Au cours des deux dernières années, le marché des obligations à haut rendement a connu une contraction d’une rapidité sans précédent.
Si l’on tient compte des valeurs de marché, cette contraction est encore plus impressionnante, car la plupart des obligations se négocient actuellement avec une décote. Depuis la fin de l’année 2021, l’indice ICE BofA BB-B Global High Yield a perdu 654 milliards de dollars, soit plus d’un quart de sa valeur. La taille du marché est passée de 2510 milliards de dollars à 1856 milliards de dollars[1].
Nous pensons que cette contraction s’explique par trois principaux facteurs.
1. Le comportement des entreprises
En raison de la hausse des taux d’intérêt et donc du coût de la dette, de nombreuses entreprises ont modifié leurs priorités en termes d’allocation de capital, et préféré réduire leur dette plutôt que de lancer des opérations de fusions-acquisitions et de rachats d’actions. Par conséquent, certaines obligations arrivant à échéance ne sont pas refinancées par de nouvelles émissions, mais remboursées par les flux de trésorerie disponibles générés par les émetteurs, ce qui se traduit par une offre négative sur le marché.
2. Plus d’étoiles montantes que d’anges déchus
Au cours des deux dernières années, le nombre de rising stars (ou « étoiles montantes ») a significativement dépassé celui des fallen angels (ou « anges déchus »)[2], comme le montrent les deux graphiques ci-dessous pour les émetteurs en euros et en dollars. Si de nombreuses entreprises ont décidé de réorienter leurs priorités vers la réduction de la dette, la plupart des grandes entreprises de catégorie BB, les mieux notées sur les marchés à haut rendement, sont allées un cran plus loin et se sont même engagées à passer dans la catégorie Investment Grade afin de bénéficier à l’avenir d’un coût de la dette moins élevé.

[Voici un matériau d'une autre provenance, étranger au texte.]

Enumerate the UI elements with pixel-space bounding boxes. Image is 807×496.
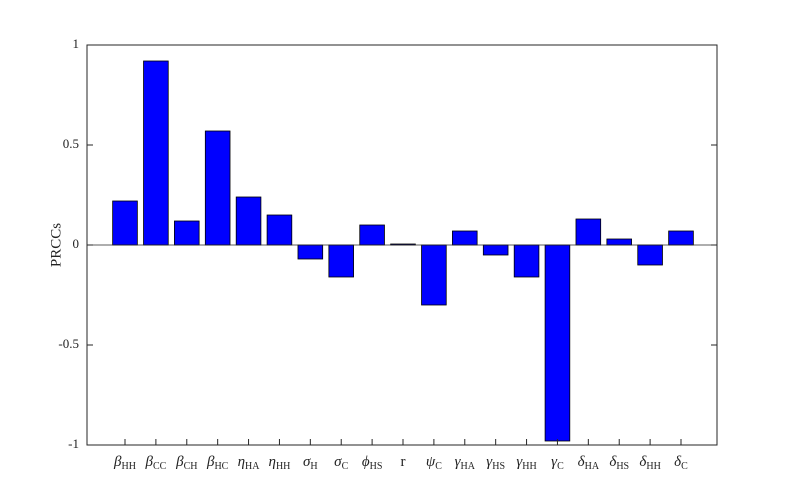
category-symbol: β xyxy=(113,454,122,470)
category-subscript: C xyxy=(681,461,688,472)
category-subscript: HH xyxy=(646,461,660,472)
category-symbol: ϕ xyxy=(362,454,370,470)
bar xyxy=(606,238,632,246)
x-tick-label: ηHH xyxy=(268,454,290,472)
bar xyxy=(575,218,602,246)
category-symbol: ψ xyxy=(426,454,436,470)
category-symbol: r xyxy=(401,454,406,470)
category-symbol: η xyxy=(268,454,275,470)
category-symbol: β xyxy=(144,454,153,470)
x-tick-label: βHC xyxy=(206,454,229,472)
category-symbol: γ xyxy=(486,454,493,470)
x-tick-label: δHS xyxy=(609,454,629,472)
category-subscript: CH xyxy=(184,461,198,472)
x-tick-label: γC xyxy=(551,454,564,472)
x-tick-label: δHA xyxy=(578,454,600,472)
bar xyxy=(637,244,663,266)
bar xyxy=(297,244,324,260)
category-subscript: HH xyxy=(522,461,536,472)
bar xyxy=(482,244,509,256)
category-symbol: β xyxy=(175,454,184,470)
category-symbol: δ xyxy=(578,454,586,470)
y-tick-label: -0.5 xyxy=(58,336,79,351)
bar xyxy=(174,220,200,246)
bar xyxy=(112,200,138,246)
category-symbol: γ xyxy=(551,454,558,470)
category-subscript: HS xyxy=(616,461,629,472)
y-axis-label: PRCCs xyxy=(48,223,64,267)
category-subscript: HA xyxy=(461,461,476,472)
y-tick-label: -1 xyxy=(68,436,79,451)
bar xyxy=(359,224,385,246)
category-symbol: γ xyxy=(455,454,462,470)
bar xyxy=(266,214,293,246)
x-tick-label: βHH xyxy=(113,454,136,472)
category-subscript: HA xyxy=(585,461,600,472)
x-tick-label: δHH xyxy=(639,454,660,472)
category-subscript: HA xyxy=(245,461,260,472)
x-tick-label: σC xyxy=(334,454,348,472)
category-subscript: CC xyxy=(153,461,167,472)
y-tick-label: 0 xyxy=(73,236,80,251)
bar xyxy=(143,60,169,246)
y-tick-label: 0.5 xyxy=(63,136,79,151)
x-tick-label: σH xyxy=(303,454,318,472)
category-subscript: HH xyxy=(276,461,290,472)
bar xyxy=(452,230,478,246)
y-tick-label: 1 xyxy=(73,36,80,51)
category-subscript: HC xyxy=(214,461,228,472)
x-tick-label: βCH xyxy=(175,454,197,472)
bar xyxy=(668,230,694,246)
bar xyxy=(235,196,262,246)
category-subscript: HS xyxy=(492,461,505,472)
bar xyxy=(544,244,571,442)
x-tick-label: δC xyxy=(674,454,688,472)
x-tick-label: βCC xyxy=(144,454,166,472)
x-tick-label: γHH xyxy=(516,454,536,472)
x-tick-label: ϕHS xyxy=(362,454,383,472)
category-symbol: σ xyxy=(303,454,311,470)
x-tick-label: γHA xyxy=(455,454,476,472)
category-symbol: β xyxy=(206,454,215,470)
category-symbol: δ xyxy=(674,454,682,470)
category-symbol: δ xyxy=(609,454,617,470)
category-symbol: γ xyxy=(516,454,523,470)
category-symbol: δ xyxy=(639,454,647,470)
category-subscript: C xyxy=(557,461,564,472)
bar xyxy=(328,244,354,278)
category-subscript: HH xyxy=(122,461,136,472)
x-tick-label: r xyxy=(401,454,406,470)
category-symbol: σ xyxy=(334,454,342,470)
x-tick-label: ψC xyxy=(426,454,442,472)
x-tick-label: γHS xyxy=(486,454,505,472)
bar xyxy=(204,130,231,246)
x-tick-label: ηHA xyxy=(238,454,261,472)
category-subscript: C xyxy=(435,461,442,472)
bar xyxy=(513,244,540,278)
category-subscript: H xyxy=(310,461,317,472)
category-symbol: η xyxy=(238,454,245,470)
bar xyxy=(421,244,447,306)
category-subscript: HS xyxy=(370,461,383,472)
category-subscript: C xyxy=(342,461,349,472)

3. Des taux de défaut plus élevés
Les hausses de taux d’intérêt ont également eu pour conséquence une augmentation des taux de défaut. Après une décennie d’argent gratuit, certaines structures de capital ont accumulé trop de dettes et ne sont plus viables dans l’environnement actuel. En conséquence, les taux de défaut et les créances sinistrées ont sensiblement augmenté à partir de niveaux très bas.
À l’avenir, nous nous attendons à ce que cette tendance se poursuive, bien qu’à un rythme plus lent.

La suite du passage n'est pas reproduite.